Yesterday, Alabama’s Governor, Kay Ivey, signed a new law that would prohibit employers from paying less for the same work on the basis of gender or race. After both the House and the Senate approved the bill, it was sent back with an executive amendment from Governor Ivey on May 30, 2019. Upon approval of that amendment by the Alabama House and Senate, the law just received the necessary executive signature for enactment. With the passage of this law, titled the Clarke-Figures Equal Pay Act, only Mississippi remains without any state equal pay legislation in place.

Employers should be aware that the new law allows for differences in pay for the same work when based on reasons such as seniority or a merit system.

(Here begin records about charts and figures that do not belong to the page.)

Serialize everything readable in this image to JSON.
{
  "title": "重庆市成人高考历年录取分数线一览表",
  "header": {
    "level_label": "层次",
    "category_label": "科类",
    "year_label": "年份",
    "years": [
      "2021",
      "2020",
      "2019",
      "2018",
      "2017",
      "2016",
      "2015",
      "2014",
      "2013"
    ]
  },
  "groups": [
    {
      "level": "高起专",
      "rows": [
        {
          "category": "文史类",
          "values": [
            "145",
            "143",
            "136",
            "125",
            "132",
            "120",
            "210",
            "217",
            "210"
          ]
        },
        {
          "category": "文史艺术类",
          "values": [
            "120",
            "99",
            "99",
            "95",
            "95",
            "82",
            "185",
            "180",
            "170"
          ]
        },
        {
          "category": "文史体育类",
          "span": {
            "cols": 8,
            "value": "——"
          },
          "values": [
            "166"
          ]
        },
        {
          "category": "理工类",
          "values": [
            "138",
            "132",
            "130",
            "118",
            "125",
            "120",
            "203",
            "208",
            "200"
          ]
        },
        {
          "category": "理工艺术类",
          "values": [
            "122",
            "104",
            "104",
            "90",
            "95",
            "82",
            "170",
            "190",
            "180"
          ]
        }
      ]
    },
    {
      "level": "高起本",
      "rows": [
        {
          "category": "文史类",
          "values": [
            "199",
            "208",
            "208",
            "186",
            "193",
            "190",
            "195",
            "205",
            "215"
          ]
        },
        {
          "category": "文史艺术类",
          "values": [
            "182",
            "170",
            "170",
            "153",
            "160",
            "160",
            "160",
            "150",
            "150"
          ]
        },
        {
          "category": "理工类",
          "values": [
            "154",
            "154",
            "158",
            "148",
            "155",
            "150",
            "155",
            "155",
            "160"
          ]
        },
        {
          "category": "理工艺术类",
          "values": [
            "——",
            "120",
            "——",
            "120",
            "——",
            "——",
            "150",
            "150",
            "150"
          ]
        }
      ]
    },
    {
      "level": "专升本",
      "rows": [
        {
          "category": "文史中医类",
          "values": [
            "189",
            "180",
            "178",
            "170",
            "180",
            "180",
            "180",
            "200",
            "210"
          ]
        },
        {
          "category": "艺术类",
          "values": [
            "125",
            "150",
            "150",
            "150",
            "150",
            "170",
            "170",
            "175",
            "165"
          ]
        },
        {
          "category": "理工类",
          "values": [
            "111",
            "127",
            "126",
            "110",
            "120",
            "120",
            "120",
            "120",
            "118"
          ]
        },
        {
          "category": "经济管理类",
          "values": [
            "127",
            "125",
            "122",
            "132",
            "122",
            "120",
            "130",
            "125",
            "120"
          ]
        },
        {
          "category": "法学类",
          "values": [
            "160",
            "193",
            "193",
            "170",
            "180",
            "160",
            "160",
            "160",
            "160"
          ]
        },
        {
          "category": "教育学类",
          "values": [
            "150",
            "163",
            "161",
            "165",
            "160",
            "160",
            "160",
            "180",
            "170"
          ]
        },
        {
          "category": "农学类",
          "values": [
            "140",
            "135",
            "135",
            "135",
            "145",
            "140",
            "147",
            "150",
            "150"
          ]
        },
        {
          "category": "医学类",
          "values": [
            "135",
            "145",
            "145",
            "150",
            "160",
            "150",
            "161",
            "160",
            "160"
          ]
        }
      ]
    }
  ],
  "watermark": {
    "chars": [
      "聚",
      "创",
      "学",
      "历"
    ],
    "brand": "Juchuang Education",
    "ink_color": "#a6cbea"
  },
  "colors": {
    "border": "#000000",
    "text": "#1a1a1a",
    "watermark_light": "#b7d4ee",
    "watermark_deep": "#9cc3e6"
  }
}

Further, such differences may be supported by any system that measures earnings by the quantity or quality of production or a differential that is “based on any factor other than sex or race.”

Any employee filing a claim for unequal pay against his or her employer bears the burden of pleading with particularity that (1) the employee was paid less for the same work despite possessing equal skill, effort, education, experience and responsibility, and (2) the applicable wage schedule does not correlate to any conditions permissible under the Act.

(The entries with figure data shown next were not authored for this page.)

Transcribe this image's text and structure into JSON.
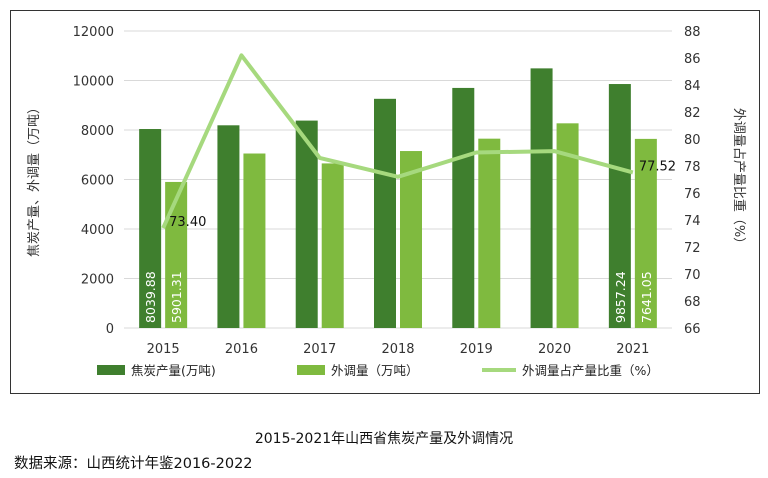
{
  "caption": "2015-2021年山西省焦炭产量及外调情况",
  "source": "数据来源：山西统计年鉴2016-2022",
  "chart_data": {
    "type": "bar",
    "categories": [
      "2015",
      "2016",
      "2017",
      "2018",
      "2019",
      "2020",
      "2021"
    ],
    "series": [
      {
        "name": "焦炭产量(万吨)",
        "type": "bar",
        "axis": "left",
        "color": "#3f7f2e",
        "values": [
          8039.88,
          8190,
          8380,
          9260,
          9700,
          10490,
          9857.24
        ],
        "labels": [
          "8039.88",
          "",
          "",
          "",
          "",
          "",
          "9857.24"
        ]
      },
      {
        "name": "外调量（万吨）",
        "type": "bar",
        "axis": "left",
        "color": "#7fba3f",
        "values": [
          5901.31,
          7050,
          6650,
          7150,
          7650,
          8270,
          7641.05
        ],
        "labels": [
          "5901.31",
          "",
          "",
          "",
          "",
          "",
          "7641.05"
        ]
      },
      {
        "name": "外调量占产量比重（%）",
        "type": "line",
        "axis": "right",
        "color": "#a6d97e",
        "values": [
          73.4,
          86.2,
          78.6,
          77.2,
          79.0,
          79.1,
          77.52
        ],
        "labels": [
          "73.40",
          "",
          "",
          "",
          "",
          "",
          "77.52"
        ]
      }
    ],
    "ylabel": "焦炭产量、外调量（万吨）",
    "y2label": "外调量占产量比重（%）",
    "ylim": [
      0,
      12000
    ],
    "yticks": [
      "0",
      "2000",
      "4000",
      "6000",
      "8000",
      "10000",
      "12000"
    ],
    "y2lim": [
      66,
      88
    ],
    "y2ticks": [
      "66",
      "68",
      "70",
      "72",
      "74",
      "76",
      "78",
      "80",
      "82",
      "84",
      "86",
      "88"
    ],
    "grid": true,
    "legend": "bottom"
  }
}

The Clarke Figures Equal Pay Act also mandates that employers may not refuse to interview, hire, promote or employ any applicant or retaliate against any applicant because that applicant does not provide a wage history.

Any violations of either the unequal pay subsection or the mandate preventing actions based on a failure to provide a wage history would require the employer to pay the employee all monies owed, plus interest. Employees will have two years from the alleged act of discrimination to file a lawsuit.

The new law also requires employers to adopt the rules for record keeping established under the Fair Labor Standards Act. The Clarke-Figures Equal Pay Act will take effect September 1, 2019.